Re: Weekly Updates for 02/10/2017
Posted: Sat Feb 18, 2017 7:21 pm
I'm glad you've enjoyed these entries of Romantic Spanking Month, b00m (and thanks for pitching in), and liked seeing the complete story.hugob00m wrote:I haven't had a lot of time to log in lately, hence not many comments... but I had to say how much I liked this week's installment of Romantic Spanking Month! Yeah, there was the continuity error in how the artist left out her belt and I agree that it would've been more exciting if the shape of her buttocks had been more defined... but still... the overall composition of the spanking panel was pleasing and the woman being spanked was quite attractive.
Most of all, I appreciate that you posted the whole story, so we could see the context of the spanking. She clearly deserved her punishment!
Even though this story is narrated by its female lead character, I suspect that the unknown author was actually a middle-aged man. Did girls read it and identify with the narrator? I'd like to hear from any women who read these comics when they were young! Did they fantasize about being spanked by their husbands someday? Did they ever fantasize about being spanked by a handsome stranger, and eventually falling in love with him? A lot of the situations in the romance comics seem to be male fantasies... (Well... speaking for myself, I used to fantasize about spanking pretty girls for various offenses and then having them fall in love with me!)
I also enjoyed last week's comic with the rough tough cowboy spanking the girl and winning her heart!
In case anyone has been wondering as to why I sometimes present the entire story and sometimes only excerpts, there are two reasons why I wouldn't share the whole thing: (1) The story is still under copyright; (2) The story is long and not good enough to bother showing the whole thing but just enough so we can see how the spanking fit in.
#(2) is why I only bothered with four of the six pages of "A Private Matter" two weeks ago. Fortunately for us, neither reason applies to this week's "You'll Come A-Begging!" or to next week's "The Vengeful Heart," which will also be presented in its entirety and is probably the most interesting story of the bunch.

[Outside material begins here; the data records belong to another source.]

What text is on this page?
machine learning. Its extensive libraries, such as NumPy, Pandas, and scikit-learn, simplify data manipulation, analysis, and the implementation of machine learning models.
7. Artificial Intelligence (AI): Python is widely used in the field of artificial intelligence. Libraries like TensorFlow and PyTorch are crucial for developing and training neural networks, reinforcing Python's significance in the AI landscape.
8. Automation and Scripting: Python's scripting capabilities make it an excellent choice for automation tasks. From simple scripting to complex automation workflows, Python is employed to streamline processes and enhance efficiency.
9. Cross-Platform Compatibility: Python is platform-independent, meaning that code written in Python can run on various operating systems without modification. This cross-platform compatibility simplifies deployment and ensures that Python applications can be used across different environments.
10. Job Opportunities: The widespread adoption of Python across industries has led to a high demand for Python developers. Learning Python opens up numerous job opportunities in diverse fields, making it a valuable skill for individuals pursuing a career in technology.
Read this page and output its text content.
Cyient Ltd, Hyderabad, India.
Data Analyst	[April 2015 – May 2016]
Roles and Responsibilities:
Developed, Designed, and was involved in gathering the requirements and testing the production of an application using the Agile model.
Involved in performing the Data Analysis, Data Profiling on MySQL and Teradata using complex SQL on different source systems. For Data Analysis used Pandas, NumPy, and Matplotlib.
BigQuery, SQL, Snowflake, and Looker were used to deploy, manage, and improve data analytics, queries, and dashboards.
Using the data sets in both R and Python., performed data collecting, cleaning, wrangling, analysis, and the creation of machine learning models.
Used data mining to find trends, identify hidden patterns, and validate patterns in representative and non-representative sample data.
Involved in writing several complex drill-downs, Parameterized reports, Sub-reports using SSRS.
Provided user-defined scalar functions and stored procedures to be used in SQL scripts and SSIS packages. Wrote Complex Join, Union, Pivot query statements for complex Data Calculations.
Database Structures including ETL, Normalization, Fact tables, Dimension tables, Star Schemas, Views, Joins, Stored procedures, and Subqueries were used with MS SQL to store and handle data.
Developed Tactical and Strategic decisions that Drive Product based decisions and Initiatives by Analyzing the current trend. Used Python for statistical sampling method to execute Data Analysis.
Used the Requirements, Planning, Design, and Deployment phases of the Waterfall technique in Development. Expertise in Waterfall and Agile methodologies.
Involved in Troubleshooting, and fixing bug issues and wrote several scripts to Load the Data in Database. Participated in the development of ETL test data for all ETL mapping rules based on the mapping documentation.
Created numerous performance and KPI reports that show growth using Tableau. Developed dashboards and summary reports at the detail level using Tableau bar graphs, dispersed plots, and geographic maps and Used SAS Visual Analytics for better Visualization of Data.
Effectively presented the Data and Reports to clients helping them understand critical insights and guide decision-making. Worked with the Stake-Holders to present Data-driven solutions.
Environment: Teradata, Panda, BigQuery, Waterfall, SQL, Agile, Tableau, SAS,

As to the question of authorship and reader identification, I absolutely agree with you that the author here was probably a middle-aged man. Very few women worked in comics during the 1950's - Ramona Fradon and Marie Severin, both artists (Severin colored a ton of Atlas/Marvel books) are the first that come to mind - and that's not as bad a thing as it sounds, because for the most part comics was a lousy industry to work in (still are in many ways). However, that doesn't mean that girls didn't identify with the protagonists of these stories - if they didn't I don't believe for a moment romance comics would have sold as well as they did - and any decently-skilled male writer should have been able to master the rather basic skills needed to appeal to girls.
Now, it is certainly true in more advanced forms of literature that male writers often have trouble creating believable female characters (the reverse is also true), although the guys at the top of the heap can certainly manage (e.g. Flaubert's Madame Bovary) - but then again, a girl's romance is not a very advanced or difficult form. And when it comes to eroticism, the writer's task is eased considerably by the fact that men and women may have similar fantasies, but of course from the opposite points of view. Thus a "straight" fantasy might be a strong man "forcing" the secretly-willing female to submit to him, while a spanko fantasy would be a strong male confidently taking the female over his knee. In both cases, boys would identify as the male and girls as the female, and when a fantasy is presented in story form, boys would identify with the man and girls with the woman. And remember that the first-person point of view was mostly used in these romances, with the story being told from the female point of view, making reader identification even easier.
Yes, at times a writer could have messed up, but as I say, it wasn't all that difficult.